The Constitution and the courts have historically allowed the President broad leeway when it comes to national security. Likewise, Congress has written national security exemptions into many laws, allowing the President to take action fast than Congress could.
To take advantage of those exemptions, the Trump Administration is arguing that our national security is threatened by coal power plant closures – even if there is no threat to the ability of the electricity grid to provide affordable, available electricity – and that imports of steel and aluminum – even from allies like Canada and Japan – are harmful to national security.
On the coal proposal, the White House wants to use the Defense Production Act (DPA) to preempt retirements of coal and nuclear power. The DPA gives the President broad authority to control the economy – modeled after the controls put in place during World War 2. Previous presidents have used the DPA for specific national security outcomes (microchips for missiles, MRAP vehicles, biofuels for the navy), but you would have to go back to Truman’s attempt to nationalize the steel industry in 1952 to see an attempt this brazen at asserting national security as a justification for broad intervention into the economy.
The Administration claims that coal and nuclear power plants are somehow “Fuel Secure” – and so are therefore more valuable to the electric grid. That is a tortured argument, to say the least. The is no argument that keeping coal power plants from shutting down would be a national security imperative. On the contrary, perhaps the U.S. should save its dirtiest fossil resources for use only in the case of a national emergency – not burn them into the atmosphere when we have cleaner alternatives.
Unfortunately, there are real national security concerns about the electric grid – from cyber attacks, from extreme weather, and others. We shouldn’t let these fake cries of “national security” distract us from preparing for those.
On trade, the arguments are even more tortured. Somehow, it is a threat to national security to import steel and aluminum from our allies? Somehow imported cars from Japan, Germany, and Mexico threaten our security? This argument is so extreme that it should be obvious. The Section 232 tariffs were put in place as a means to safeguard key national security industries from being decimated by unfair foreign competition. That is not the case with steel or aluminum: our defense industrial base has enough of these metals to secure our country.

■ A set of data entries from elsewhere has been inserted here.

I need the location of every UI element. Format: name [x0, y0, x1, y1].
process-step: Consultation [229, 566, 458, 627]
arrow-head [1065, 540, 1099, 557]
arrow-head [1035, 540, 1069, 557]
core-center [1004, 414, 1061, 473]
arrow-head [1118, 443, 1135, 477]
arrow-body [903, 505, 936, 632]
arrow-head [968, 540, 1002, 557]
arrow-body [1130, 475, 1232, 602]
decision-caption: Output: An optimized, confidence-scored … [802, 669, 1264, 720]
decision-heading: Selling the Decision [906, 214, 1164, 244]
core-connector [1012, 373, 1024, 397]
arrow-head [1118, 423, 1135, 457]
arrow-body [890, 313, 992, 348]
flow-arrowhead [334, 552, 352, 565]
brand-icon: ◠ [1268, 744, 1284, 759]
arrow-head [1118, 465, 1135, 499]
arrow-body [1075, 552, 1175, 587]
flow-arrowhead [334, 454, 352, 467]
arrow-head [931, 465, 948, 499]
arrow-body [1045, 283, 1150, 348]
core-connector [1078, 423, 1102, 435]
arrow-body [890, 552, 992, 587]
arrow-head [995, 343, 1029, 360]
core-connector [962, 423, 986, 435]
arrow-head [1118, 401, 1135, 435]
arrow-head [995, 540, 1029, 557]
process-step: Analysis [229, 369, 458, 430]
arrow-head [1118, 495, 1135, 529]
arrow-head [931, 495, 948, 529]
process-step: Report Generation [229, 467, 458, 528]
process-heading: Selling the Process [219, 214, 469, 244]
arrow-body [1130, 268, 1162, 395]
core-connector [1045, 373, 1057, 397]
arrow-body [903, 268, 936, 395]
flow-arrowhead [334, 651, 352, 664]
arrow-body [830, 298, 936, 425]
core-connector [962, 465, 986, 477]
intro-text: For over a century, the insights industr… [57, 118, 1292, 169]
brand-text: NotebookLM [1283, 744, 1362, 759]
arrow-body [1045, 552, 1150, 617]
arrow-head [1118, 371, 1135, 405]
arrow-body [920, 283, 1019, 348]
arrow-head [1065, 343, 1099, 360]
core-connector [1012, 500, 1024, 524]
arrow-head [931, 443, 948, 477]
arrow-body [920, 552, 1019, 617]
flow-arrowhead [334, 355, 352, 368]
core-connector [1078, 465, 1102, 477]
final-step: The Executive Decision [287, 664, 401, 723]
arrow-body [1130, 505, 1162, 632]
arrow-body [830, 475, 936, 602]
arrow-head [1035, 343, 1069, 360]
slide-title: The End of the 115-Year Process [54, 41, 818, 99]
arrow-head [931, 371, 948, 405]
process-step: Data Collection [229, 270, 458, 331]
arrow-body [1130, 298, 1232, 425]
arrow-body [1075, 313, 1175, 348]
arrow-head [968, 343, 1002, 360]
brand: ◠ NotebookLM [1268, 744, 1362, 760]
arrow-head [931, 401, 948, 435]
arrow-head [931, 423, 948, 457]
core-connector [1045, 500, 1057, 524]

The key point for this Administration, however, is that they are one of the few ways that the President, without action from Congress or from multilateral trade partners, that the President can unilaterally impose tariffs on his own. As we know, under the Constitution, Congress is expressly given the power to “lay and collect Taxes, Duties, Imposts and Excises.” But, they have delegated a national security exemption to the President. If leaders in Congress wanted to stop this abuse, with a simple act of Congress, they could withdraw that exemption.
With both of these, there’s an element where the White House has a predetermined outcome in mind (“bring me my tariffs!” or “Trump Digs Coal“) and the White House staff went looking for something that they could do without having to actually convince anyone.
But that’s not to say that they don’t believe their own rhetoric. Whenever I talk with people in the administration about trade, they always point to the National Security Strategy, saying that “Economic Prosperity is National Security.” And Trump certainly believes, in his Mercantilist view of global affairs, that the point of trade is to amass money that you can then use to accumulate power. Its fundamentally flawed, and overlooks every aspect of economic theory dating back to Adam Smith.
Fundamentally, if the President wants to save coal power plants and raise new tariffs on imports, he shouldn’t torture “national security” – he should go to Congress and make his case, and then get them to pass a law. That is what the Constitution proscribes. Only then we would see if there’s any actual popular support for these measures.